第395章
“田澄,我从前觉得自己这辈子就这样了,但我现在觉得,还不够,远远不够,我想和你有这辈子,下辈子,以及无数的日月我都想和你在一起。”
田澄抱着他,语气温柔又郑重:“会的。”
景寒云重重点头:“好。”
他们平静又幸福地度过了一辈子,晚年时,景寒云躺在病床上,抓着田澄的手:“田澄,我害怕。”

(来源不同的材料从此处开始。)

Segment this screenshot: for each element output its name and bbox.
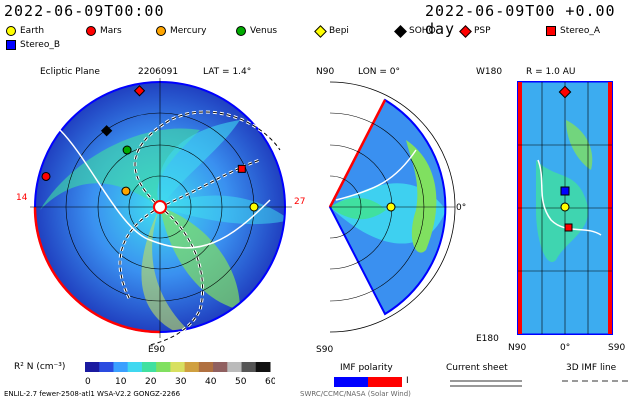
radial-bottom-left: E180 — [476, 334, 499, 344]
meridional-plot: N90 LON = 0° 0° S90 — [316, 67, 466, 355]
colorbar: 0 10 20 30 40 50 60 — [85, 362, 275, 387]
legend-item-bepi: Bepi — [314, 24, 349, 38]
colorbar-segment — [113, 362, 129, 372]
legend-label: PSP — [474, 26, 491, 36]
imf-polarity-sign: I — [406, 376, 409, 386]
current-sheet-swatch — [450, 380, 522, 387]
legend-label: Stereo_A — [560, 26, 600, 36]
ecliptic-date: 2206091 — [138, 67, 178, 77]
ecliptic-title: Ecliptic Plane — [40, 67, 100, 77]
legend-label: SOHO — [409, 26, 436, 36]
ecliptic-marker-earth — [249, 202, 259, 212]
radial-plot: R = 1.0 AU W180 E180 N90 0° S90 — [476, 67, 625, 353]
sun-marker — [153, 200, 167, 214]
radial-title: R = 1.0 AU — [526, 67, 575, 77]
legend-label: Mercury — [170, 26, 207, 36]
legend-item-mars: Mars — [86, 26, 122, 36]
colorbar-tick-label: 30 — [175, 377, 187, 387]
legend-label: Bepi — [329, 26, 349, 36]
colorbar-tick-label: 50 — [235, 377, 247, 387]
header-right-time: 2022-06-09T00 +0.00 day — [425, 2, 616, 38]
imf-line-swatch — [562, 380, 628, 382]
legend-label: Earth — [20, 26, 45, 36]
ecliptic-marker-venus — [122, 145, 132, 155]
imf-line-title: 3D IMF line — [566, 363, 617, 373]
header-left-time: 2022-06-09T00:00 — [4, 2, 165, 20]
legend-item-earth: Earth — [6, 26, 44, 36]
colorbar-segment — [241, 362, 257, 372]
footer-right: SWRC/CCMC/NASA (Solar Wind) — [300, 390, 411, 398]
current-sheet-title: Current sheet — [446, 363, 508, 373]
circle-icon — [236, 26, 246, 36]
radial-bottom-mid: 0° — [560, 343, 570, 353]
colorbar-segment — [227, 362, 243, 372]
colorbar-segment — [99, 362, 114, 372]
circle-icon — [86, 26, 96, 36]
colorbar-segment — [198, 362, 214, 372]
ecliptic-plot: Ecliptic Plane 2206091 LAT = 1.4° E90 27… — [16, 67, 305, 355]
colorbar-tick-label: 10 — [115, 377, 127, 387]
meridional-earth-marker — [386, 202, 396, 212]
ecliptic-marker-psp — [133, 85, 146, 97]
legend-label: Stereo_B — [20, 40, 60, 50]
legend-item-stereo-a: Stereo_A — [546, 26, 600, 36]
legend-item-psp: PSP — [459, 24, 491, 38]
radial-bottom-n: N90 — [508, 343, 526, 353]
meridional-top-left: N90 — [316, 67, 334, 77]
ecliptic-marker-mars — [41, 171, 51, 181]
diamond-icon — [394, 24, 407, 38]
colorbar-segment — [255, 362, 271, 372]
ecliptic-lat: LAT = 1.4° — [203, 67, 251, 77]
colorbar-segment — [127, 362, 143, 372]
legend-label: Venus — [250, 26, 278, 36]
colorbar-segment — [170, 362, 186, 372]
legend-item-soho: SOHO — [394, 24, 436, 38]
colorbar-segment — [156, 362, 171, 372]
square-icon — [546, 26, 556, 36]
radial-earth-marker — [560, 202, 570, 212]
ecliptic-marker-soho — [100, 125, 113, 137]
colorbar-segment — [141, 362, 157, 372]
colorbar-tick-label: 40 — [205, 377, 217, 387]
meridional-right-label: 0° — [456, 203, 466, 213]
circle-icon — [6, 26, 16, 36]
ecliptic-bottom-label: E90 — [148, 345, 165, 355]
ecliptic-left-label: 14 — [16, 193, 28, 203]
ecliptic-right-label: 27 — [294, 197, 305, 207]
footer-left: ENLIL-2.7 fewer-2508-atl1 WSA-V2.2 GONGZ… — [4, 390, 181, 398]
radial-top-left: W180 — [476, 67, 502, 77]
circle-icon — [156, 26, 166, 36]
legend-label: Mars — [100, 26, 122, 36]
radial-psp-marker — [558, 85, 572, 99]
colorbar-segment — [85, 362, 100, 372]
legend-item-stereo-b: Stereo_B — [6, 40, 60, 50]
imf-negative-swatch — [334, 377, 368, 387]
colorbar-label: R² N (cm⁻³) — [14, 362, 66, 372]
radial-bottom-s: S90 — [608, 343, 625, 353]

田澄坐在床边,两双满是皱纹的手交叠在一起:“寒云不怕,等我去找你。”
景寒云看了田澄最后一眼,不舍地闭上眼睛。
田澄伸出手,擦掉他眼角的泪水,也趴在床边慢慢闭上眼睛。
……
田澄躺在床上,迷迷糊糊的马上就要睡着了,就听到一阵窸窸窣窣的声音,接着被子里就钻进来一个人。
他无奈地把人抱进怀里,伸手拉好被子,盖住两人:
“少爷,明日就是你的十八岁生辰了,你这样要是被夫人知道,会打我板子的。”
“闭嘴,我冷,你忍心看你家少爷我受冻吗,而且我什么时候让你挨过板子。”
时寒云闭着眼睛嘟囔了一句,把自己又往田澄怀里挤了挤。
“睡觉,困死小爷了。”他伸出一只手捂上田澄的嘴,不让他再说话。
田澄眼中泛起笑意,抱着人也睡了过去。
他现在的身份是时寒云的贴身书童,当然少爷说什么就是什么了。
田澄来到这个世界时,时寒云才十岁,为避免与他年龄差距太大,田澄选了个被冻死在破庙的小乞儿的身份。
他本来想先成长起来,等有了足够的身份再去接近这一世的寒云。
没想到他刚准备去换身行头,就被出来玩的时寒云撞见,一眼就看中了他,问他愿不愿意给他当小书童。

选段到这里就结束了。